BEDI Summit: Keynote Speakers
Morning Keynote Speaker
Amanda Florence Goodenough
Amanda Florence Goodenough (she/her/hers) is a dedicated educator operating from a cultural humility framework to center and elevate historically marginalized voices, promote belongingness and mattering, disrupt structural inequities and advance intersectional social and racial justice. Amanda has more than 15 years of professional experience in equity, diversity, inclusion and justice efforts within a higher education setting.
Currently, Amanda serves as the director of Campus Climate at the University of Wisconsin-La Crosse (UWL), while also being a part-time doctoral candidate in UWL’s Student Affairs Administration and Leadership program. On campus, in addition to facilitating workshops, programming and assessment, Amanda has provided leadership for Awareness through Performance and the Hate Response Team for more than a decade and has co-founded RISE UP (Racial & Intersecting Identity Symposium for Equitable University Progress) and the nationally-growing Hate/Bias Response Symposium. Additionally, Amanda is a member of the Social Responsibility Speaks Team, with a focus on campus climate/culture, cultural humility, hate/bias response, anti-blackness, racial justice, multiracialism, microaggressions, bystander intervention, student activism, power/privilege/oppression and healing centered engagement.

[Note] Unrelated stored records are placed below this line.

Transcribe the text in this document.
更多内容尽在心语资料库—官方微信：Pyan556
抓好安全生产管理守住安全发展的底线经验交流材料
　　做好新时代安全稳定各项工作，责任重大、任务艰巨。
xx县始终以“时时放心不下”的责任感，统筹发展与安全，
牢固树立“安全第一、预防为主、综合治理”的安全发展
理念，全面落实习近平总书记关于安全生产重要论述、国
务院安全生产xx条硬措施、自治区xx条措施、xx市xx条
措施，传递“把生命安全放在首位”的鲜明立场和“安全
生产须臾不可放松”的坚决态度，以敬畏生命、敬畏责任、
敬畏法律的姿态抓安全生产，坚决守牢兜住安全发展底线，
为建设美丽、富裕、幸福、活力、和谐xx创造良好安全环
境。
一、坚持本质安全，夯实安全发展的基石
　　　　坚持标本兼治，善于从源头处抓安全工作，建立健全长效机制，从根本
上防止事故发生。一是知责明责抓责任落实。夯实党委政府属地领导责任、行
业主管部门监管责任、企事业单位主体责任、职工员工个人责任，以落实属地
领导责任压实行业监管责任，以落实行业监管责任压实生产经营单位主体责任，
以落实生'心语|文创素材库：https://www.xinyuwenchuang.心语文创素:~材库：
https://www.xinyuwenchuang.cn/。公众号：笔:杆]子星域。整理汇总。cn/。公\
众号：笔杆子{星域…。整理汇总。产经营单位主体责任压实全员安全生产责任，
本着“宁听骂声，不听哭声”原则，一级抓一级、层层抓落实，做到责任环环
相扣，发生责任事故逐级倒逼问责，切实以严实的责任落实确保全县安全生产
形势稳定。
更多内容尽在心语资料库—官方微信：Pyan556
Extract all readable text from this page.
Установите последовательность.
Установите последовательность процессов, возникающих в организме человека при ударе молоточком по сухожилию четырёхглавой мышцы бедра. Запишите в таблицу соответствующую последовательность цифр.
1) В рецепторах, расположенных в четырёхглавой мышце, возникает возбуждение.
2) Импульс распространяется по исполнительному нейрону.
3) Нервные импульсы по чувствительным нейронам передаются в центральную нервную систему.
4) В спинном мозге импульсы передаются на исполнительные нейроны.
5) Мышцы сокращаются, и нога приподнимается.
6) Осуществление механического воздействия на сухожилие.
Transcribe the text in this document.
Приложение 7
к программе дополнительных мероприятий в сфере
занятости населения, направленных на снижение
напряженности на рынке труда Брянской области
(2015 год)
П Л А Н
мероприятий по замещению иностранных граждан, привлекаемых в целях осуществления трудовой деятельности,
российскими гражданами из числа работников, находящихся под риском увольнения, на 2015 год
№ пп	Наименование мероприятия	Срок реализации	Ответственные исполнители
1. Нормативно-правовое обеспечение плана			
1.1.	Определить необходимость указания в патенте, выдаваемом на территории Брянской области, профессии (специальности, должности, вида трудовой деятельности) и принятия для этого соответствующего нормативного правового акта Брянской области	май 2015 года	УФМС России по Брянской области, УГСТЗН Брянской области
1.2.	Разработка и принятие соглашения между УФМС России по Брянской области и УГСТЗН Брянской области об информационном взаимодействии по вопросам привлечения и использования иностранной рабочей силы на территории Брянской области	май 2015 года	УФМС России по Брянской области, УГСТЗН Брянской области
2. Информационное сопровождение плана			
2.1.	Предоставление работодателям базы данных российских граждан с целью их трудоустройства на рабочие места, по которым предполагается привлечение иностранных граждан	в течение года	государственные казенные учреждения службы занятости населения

Amanda resides in Wisconsin, where she attended the University of Wisconsin-Platteville for her bachelor's degree in communications, before heading to UWL to earn a master's in college student development and administration. In her personal life, Amanda and her partner enjoy raising their multiracial kiddos and helping them to make meaning of the world.
Afternoon Keynote Speaker
Lawrence Ross attended the University of California, Berkeley, where he was initiated into Alpha Phi Alpha Fraternity Inc. in 1985 via Alpha Epsilon Chapter, and the University of California, Los Angeles (UCLA), where he earned a bachelor’s degree in history. Ross also has a master of fine arts degree in screenwriting from the UCLA School of Theater, Film and Television.
Ross’s first book, “The Divine Nine: The History of African American Fraternities and Sororities,” was the first book written about all nine African American fraternities and sororities. The Divine Nine is a Los Angeles Times and Essence magazine best seller. As a result, Ross has lectured at more than 800 colleges and universities, speaking on issues of fraternalism, student development and fraternity and sorority hazing.
Ross’ seventh book, “Blackballed: The Black & White Politics of Race on America’s Campuses,” was published by St. Martin’s Press. Blackballed explores the present and historical issues of racism on hundreds of American college campuses and how that ties into today’s #BlackLivesMatter campaign. Since it was published in February 2016, Ross has lectured on the issue of campus racism at more than 200 colleges and universities including UCLA, Michigan, Louisiana State University and the University of Oklahoma.
Ross has also written articles and opinion pieces for CNN, USA Today, The Root, Washington Post, Los Angeles Times, Essence and Ebony magazines. He has appeared on MSNBC, CNN, BBC America, National Public Radio and on the John Fugelsang Show for XM radio.
Ross lives in Los Angeles, California, with his wife, April, and their son Langston, who is a senior at the ArtCenter College of Design.